Ideal cases for parallelization are embarrassingly parallel problems: problems which can be broken down into independent tasks without any work.

Examples:

  • Loops for which all iterations are independent of each others.
  • Resampling (e.g. bootstrapping or cross-validation).
  • Ensemble learning (e.g. random forests).

Examples of problems which are not embarrassingly parallel:

  • Loops for which the result of one iteration is needed for the next iteration.
  • Recursive function calls.
  • Problems that are inherently sequential.

For non-embarrassingly parallel problems, one solution is to use C++ to improve speed, as we will see at the end of this course.

Types of parallelism

There are various ways to run code in parallel and it is important to have a clear understanding of what each method entails.

Multi-threading

We talk about multi-threading when a single process (with its own memory) runs multiple threads.

The execution can happen in parallel—if each thread has access to a CPU core—or by alternating some of the threads on some CPU cores.

Because all threads in a process write to the same memory addresses, multi-threading can lead to race conditions.

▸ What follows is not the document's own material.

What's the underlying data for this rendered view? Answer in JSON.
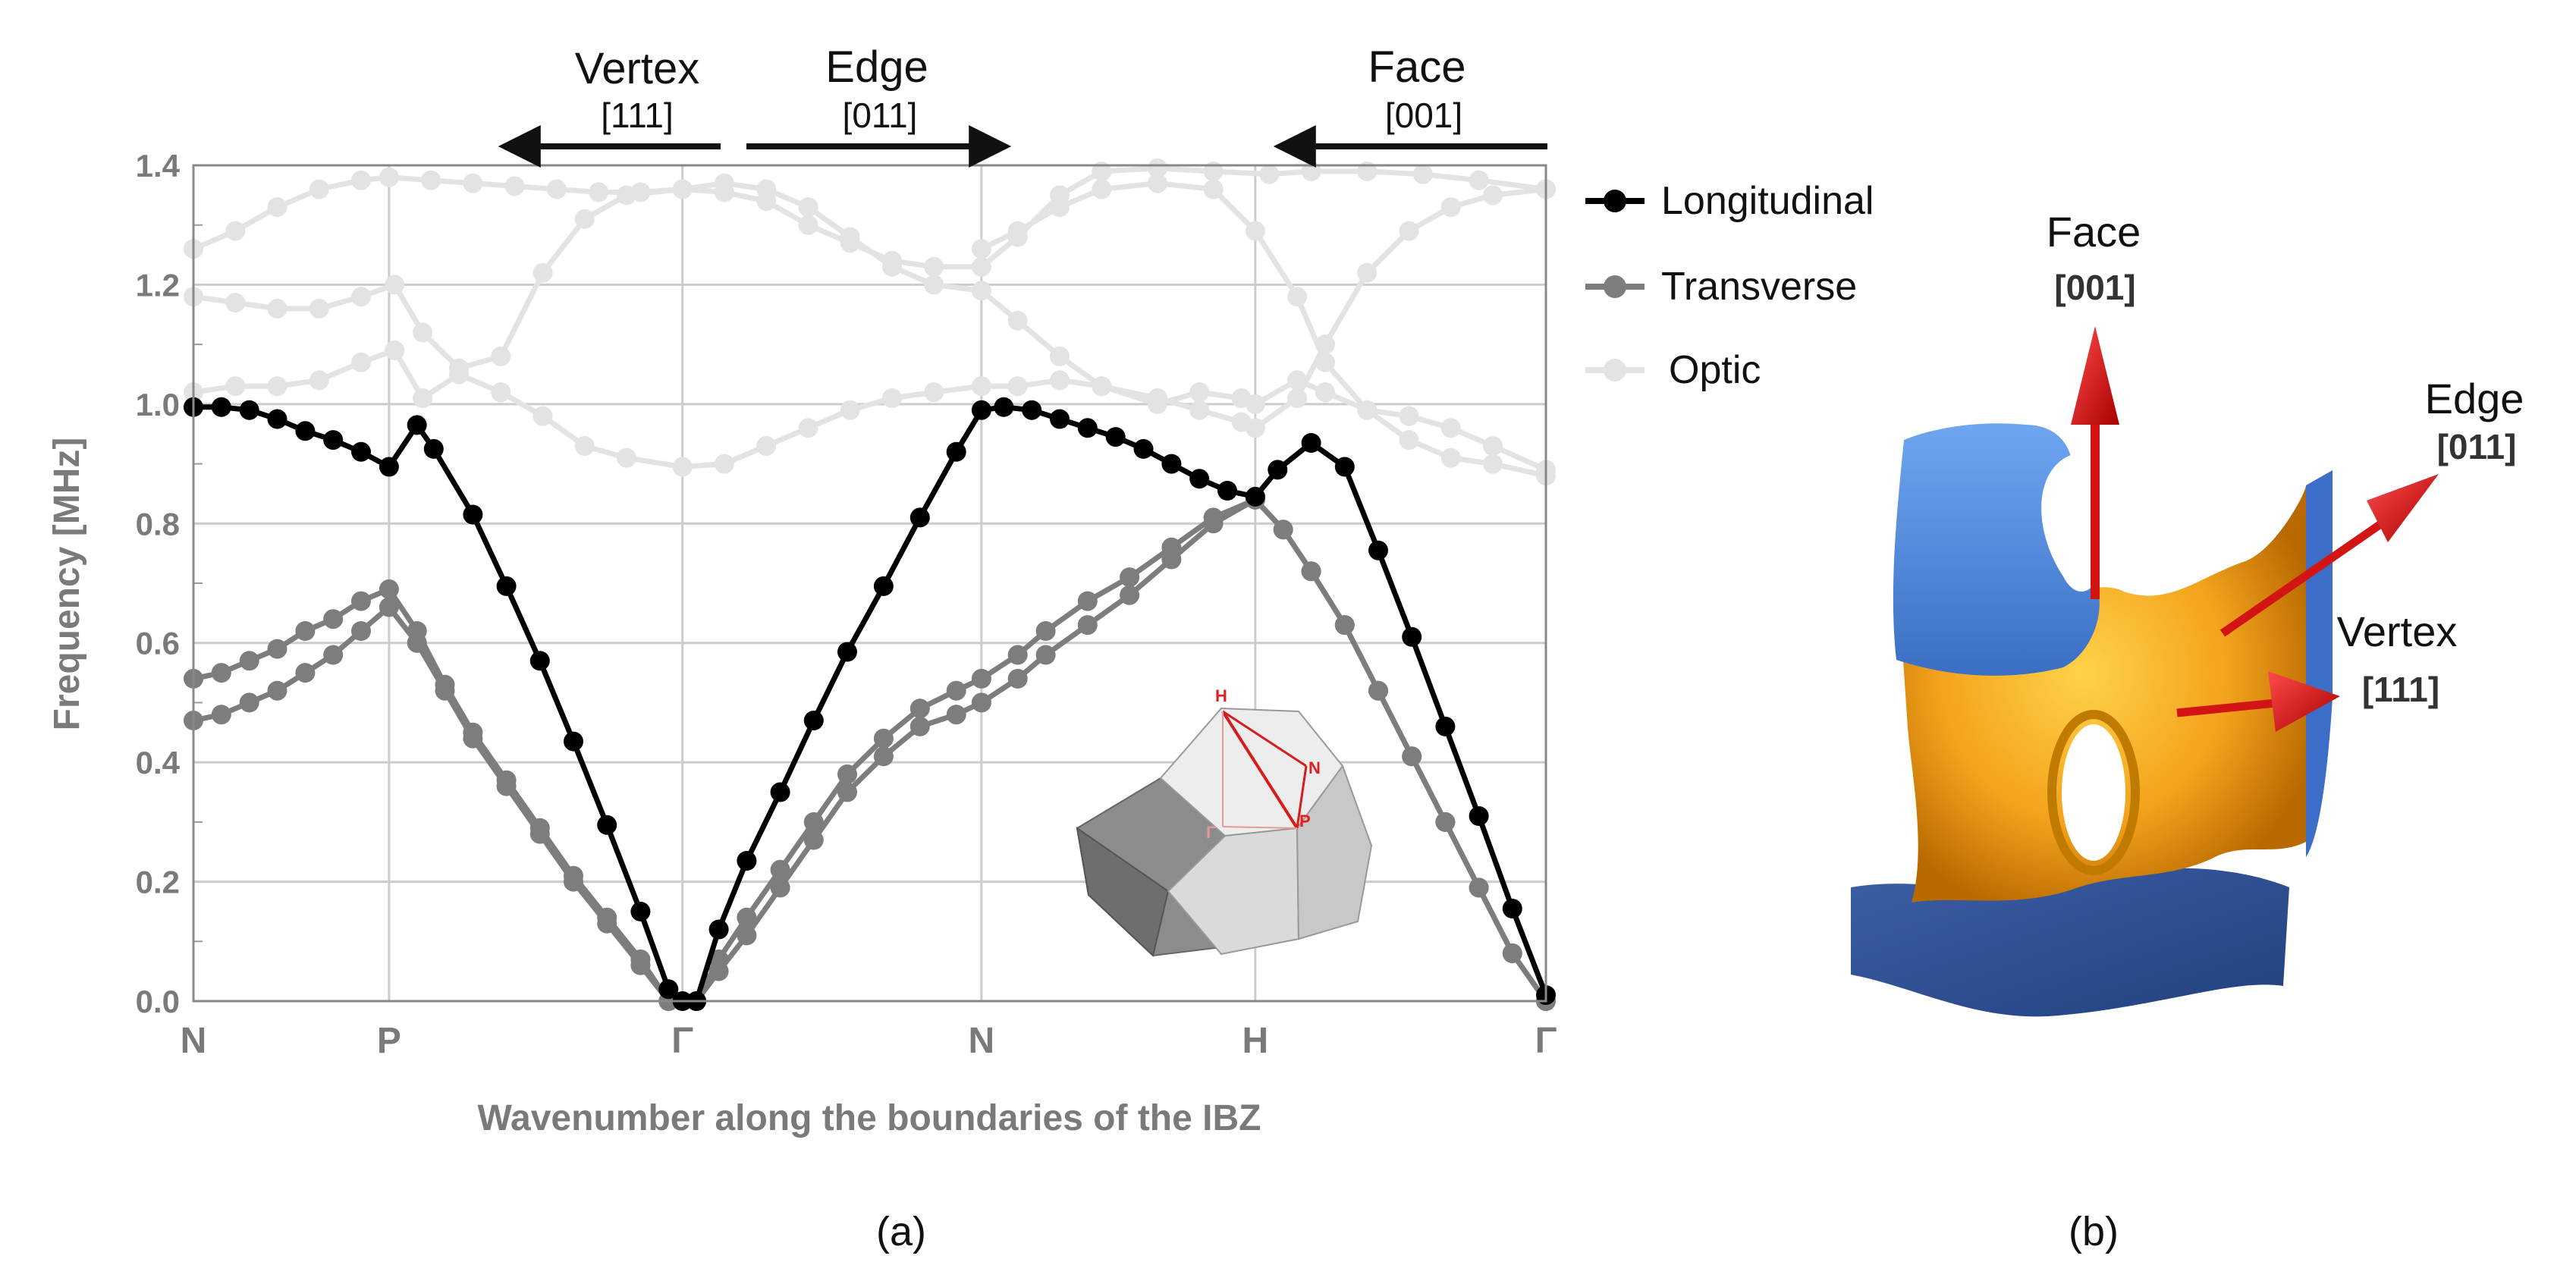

Multi-threading does not seem to be a common approach to parallelizing R code.

Multi-processing in shared memory

Multi-processing in shared memory happens when multiple processes execute code on multiple CPU cores of a single node (or a single machine).

The different processes need to communicate with each other, but because they are all running on the CPU cores of a single node, messages can pass via shared memory.

Multi-processing in distributed memory

When processes involved in the execution of some code run on multiple nodes of a cluster, messages between them need to travel over the cluster interconnect. In that case, we talk about distributed memory.